Director - Yanyan Qi (China)


Story

After years of struggling in the big city, Nana returns to his hometown hoping for a quieter and more stable life. However, reality proves far different from what he imagined. The town he once considered a refuge is burdened by limited job opportunities, low wages, and relentless competition. As he navigates economic hardship, rigid social structures, and the widening gap between urban and rural life, Nana comes to understand that escaping the city is not the same as finding a place to belong. The pursuit of a better life remains an ongoing struggle.

CHIKUWACCHA!! | Best Actor

Director Statement

This film follows the growth of two brothers, Kai and Hiro, who spend their summer vacation on a small island in Shimonoseki. Through encounters with local residents and experiences in the island’s rich natural environment, the brothers gradually discover different perspectives on life and begin to think about their own futures.
For Kai, meeting new people and experiencing the local tradition of chikuwa becomes an opportunity to recognize what truly inspires him. By pursuing his passion, he starts to find direction in life, while Hiro, inspired by his older brother, begins to develop dreams of his own.
The film explores themes of personal growth, family bonds, and community connections through a warm and optimistic lens. Using chikuwa as a symbolic link between people, it celebrates the value of human relationships and the importance of following one’s passions in order to discover new possibilities.




Director - Chieko MISAKA (Japan)
Actor - Takumi II (Japan)


Story

Kai and Hiro, elementary school brothers living in Tokyo, are going to spend their summer vacation at their aunt's house in Shimonoseki.
Their aunt lives on Futaoi-Island in Shimonoseki, known as the "Island where gods dwell in the forests."
Amidst the rich nature, the two brothers begin to grow little by little as they interact with the local people and learn about various values. One day, Kai meets a girl named Kino singing by the sea on the island, which makes him start to think about his own dreams. After tasting the delicious chikuwa (fish cakes) made by Kino's grandfather, Shigeru, Kai is so moved by the flavor that he decides to create a live-streaming show with the local people to share the deliciousness of chikuwa with the world.
On the night of a spectacular drone show, Kai makes a decision that he plans to tell his mother.

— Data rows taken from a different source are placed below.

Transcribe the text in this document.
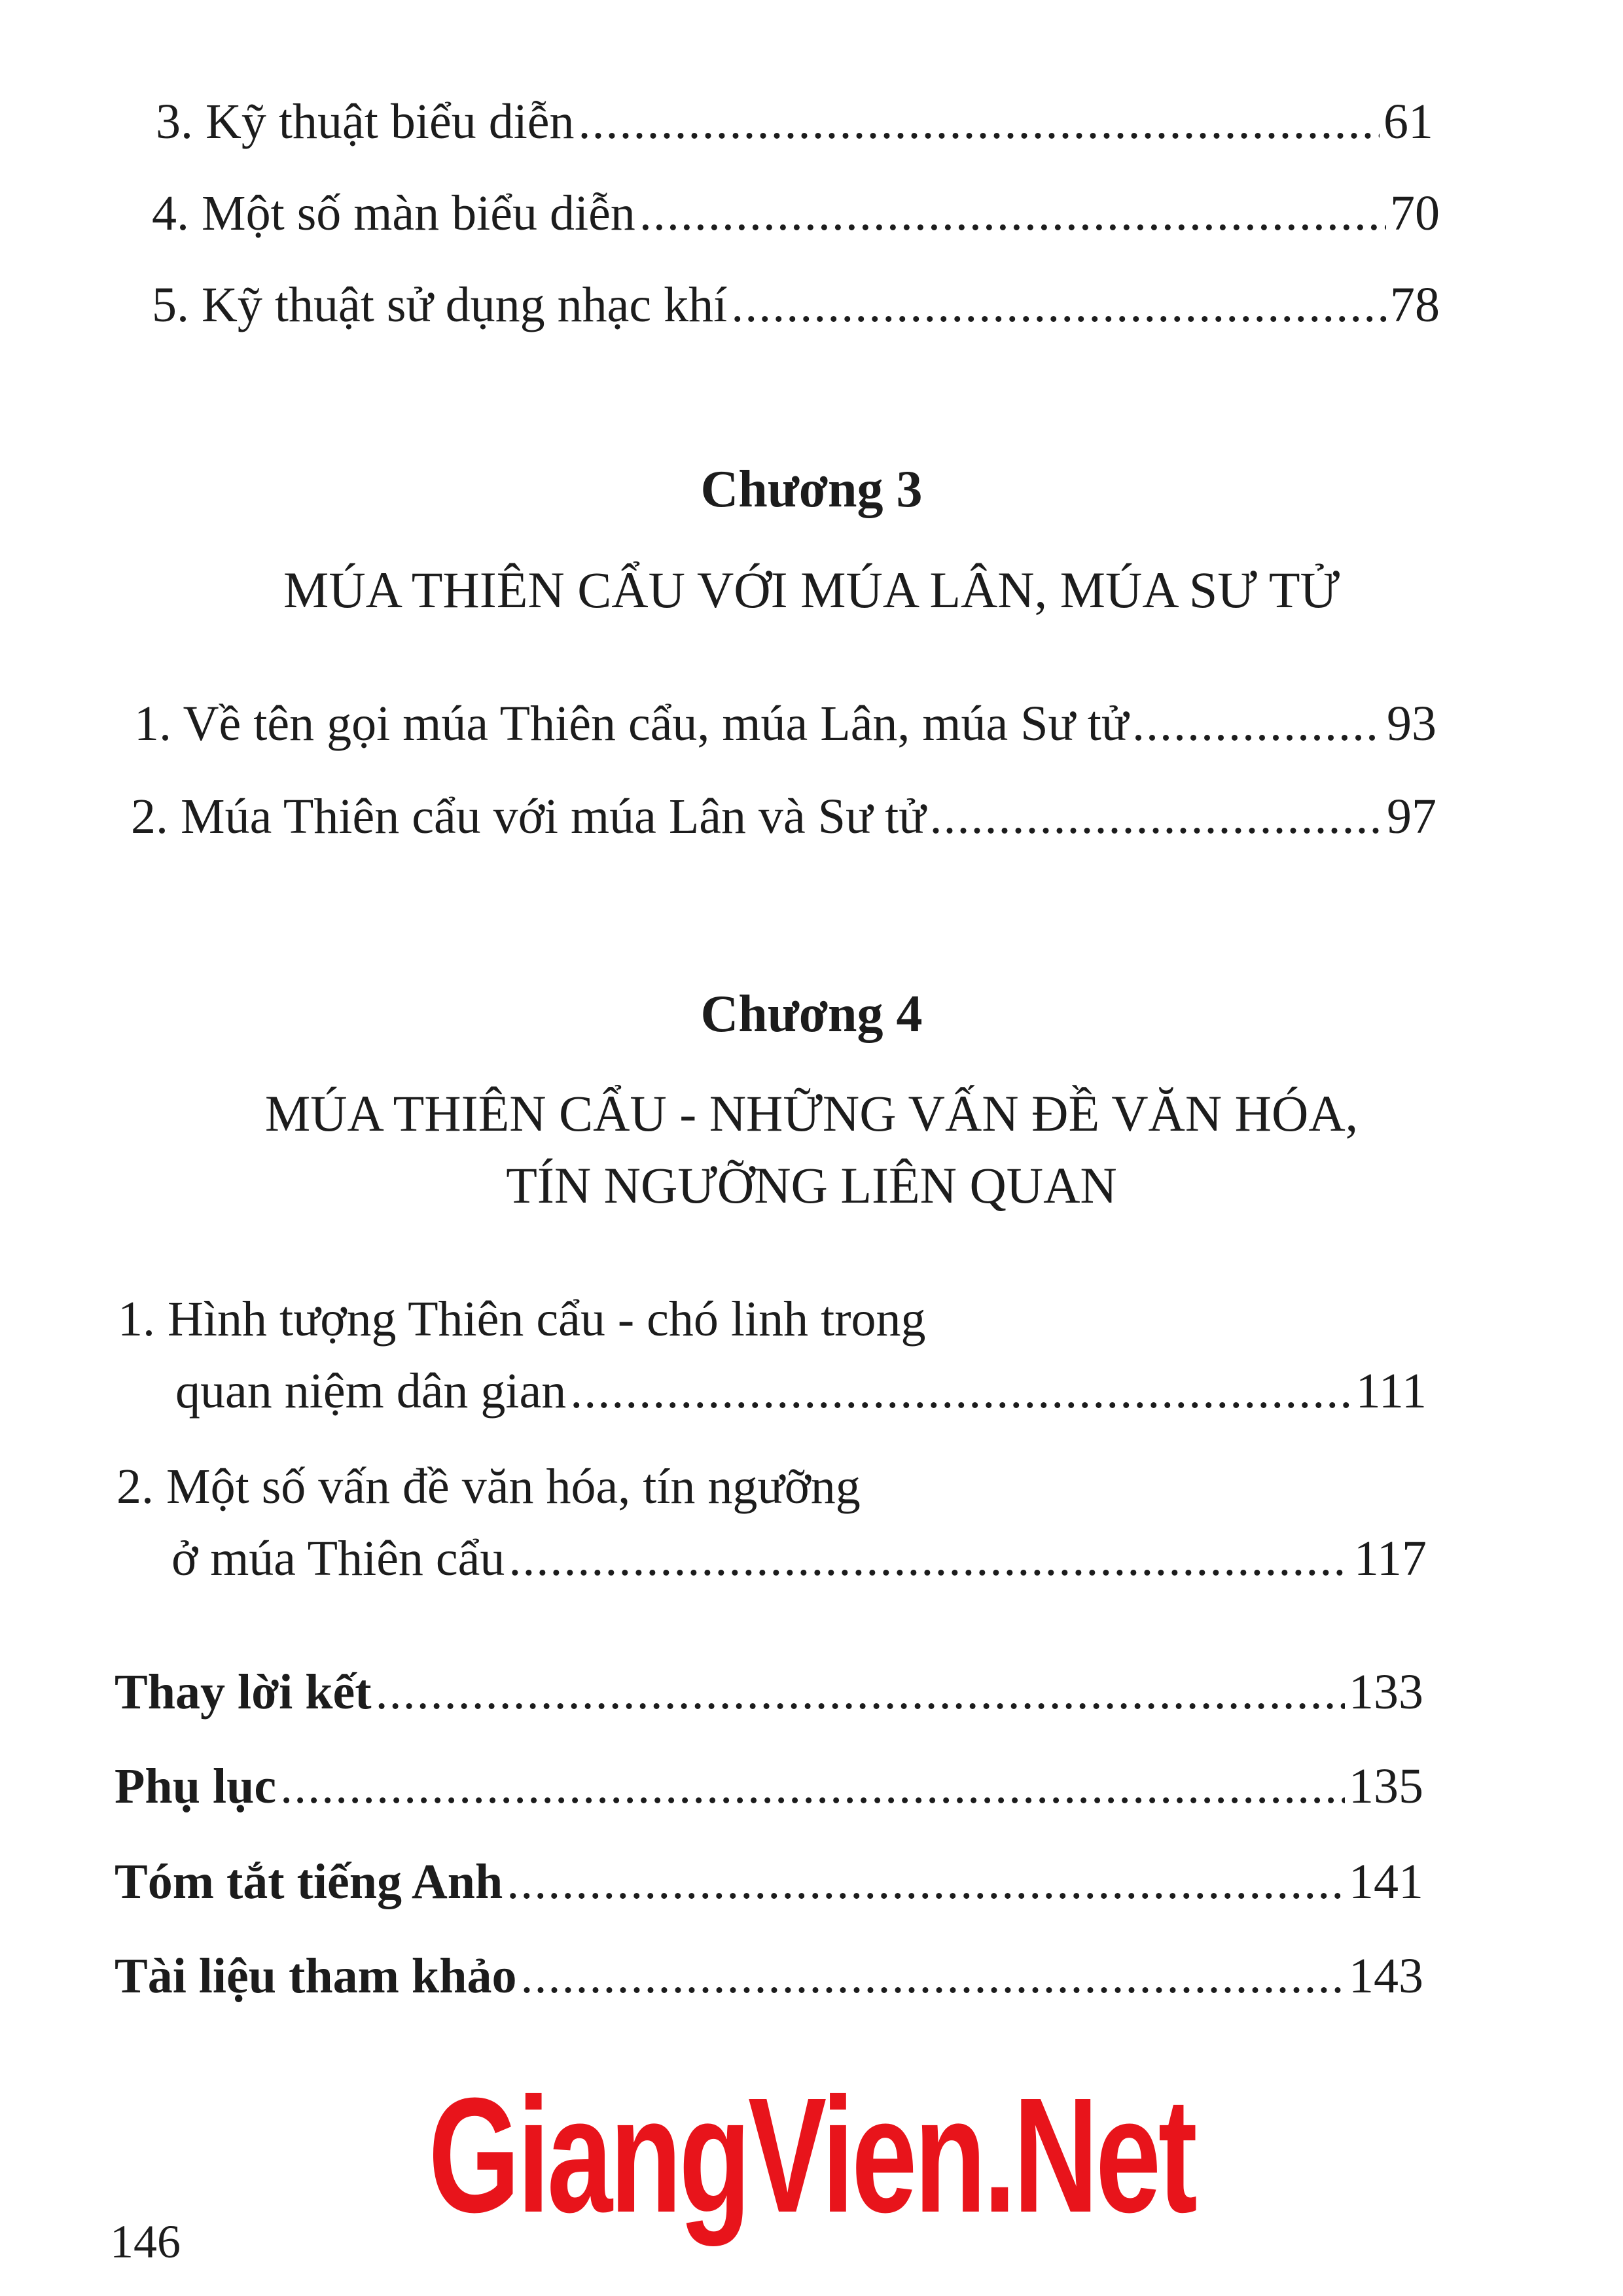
3. Kỹ thuật biểu diễn .....	61
4. Một số màn biểu diễn .....	70
5. Kỹ thuật sử dụng nhạc khí .....	78
Chương 3
MÚA THIÊN CẨU VỚI MÚA LÂN, MÚA SƯ TỬ
1. Về tên gọi múa Thiên cẩu, múa Lân, múa Sư tử .....	93
2. Múa Thiên cẩu với múa Lân và Sư tử .....	97
Chương 4
MÚA THIÊN CẨU - NHỮNG VẤN ĐỀ VĂN HÓA,
TÍN NGƯỠNG LIÊN QUAN
1. Hình tượng Thiên cẩu - chó linh trong
quan niệm dân gian .....	111
2. Một số vấn đề văn hóa, tín ngưỡng
ở múa Thiên cẩu .....	117
Thay lời kết .....	133
Phụ lục .....	135
Tóm tắt tiếng Anh .....	141
Tài liệu tham khảo .....	143
GiangVien.Net
146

 Short of breath | Best Director

Director Statement

This film began with a place: a country house surrounded by an overgrown garden, whose timeless atmosphere seemed to contain stories of its own. It was also inspired by the gaze of the director’s younger brother, who plays the lead role—a gaze marked by both innocence and melancholy.
Rather than relying on conventional storytelling, the film is built through fragments, silences, and ellipses. The director focuses on bodies, gestures, breath, and the relationship between people and space, allowing the camera to move alongside the characters rather than simply observe them. Through this approach, the film explores childhood anxiety, family disintegration, and emotional upheaval through sensation rather than explanation.
More interested in emotional states than narrative events, the film seeks to capture subtle moments of transformation and reveal raw human emotion through looks, silence, and presence.

Director - François Goglin (France)

Story

In a quiet countryside where time seems to stand still, 13-year-old Jacob lives with his parents, whose love for one another has long since faded. Within a home marked by silence and emotional distance, Jacob navigates the fragile world of adolescence while witnessing the slow unraveling of his family.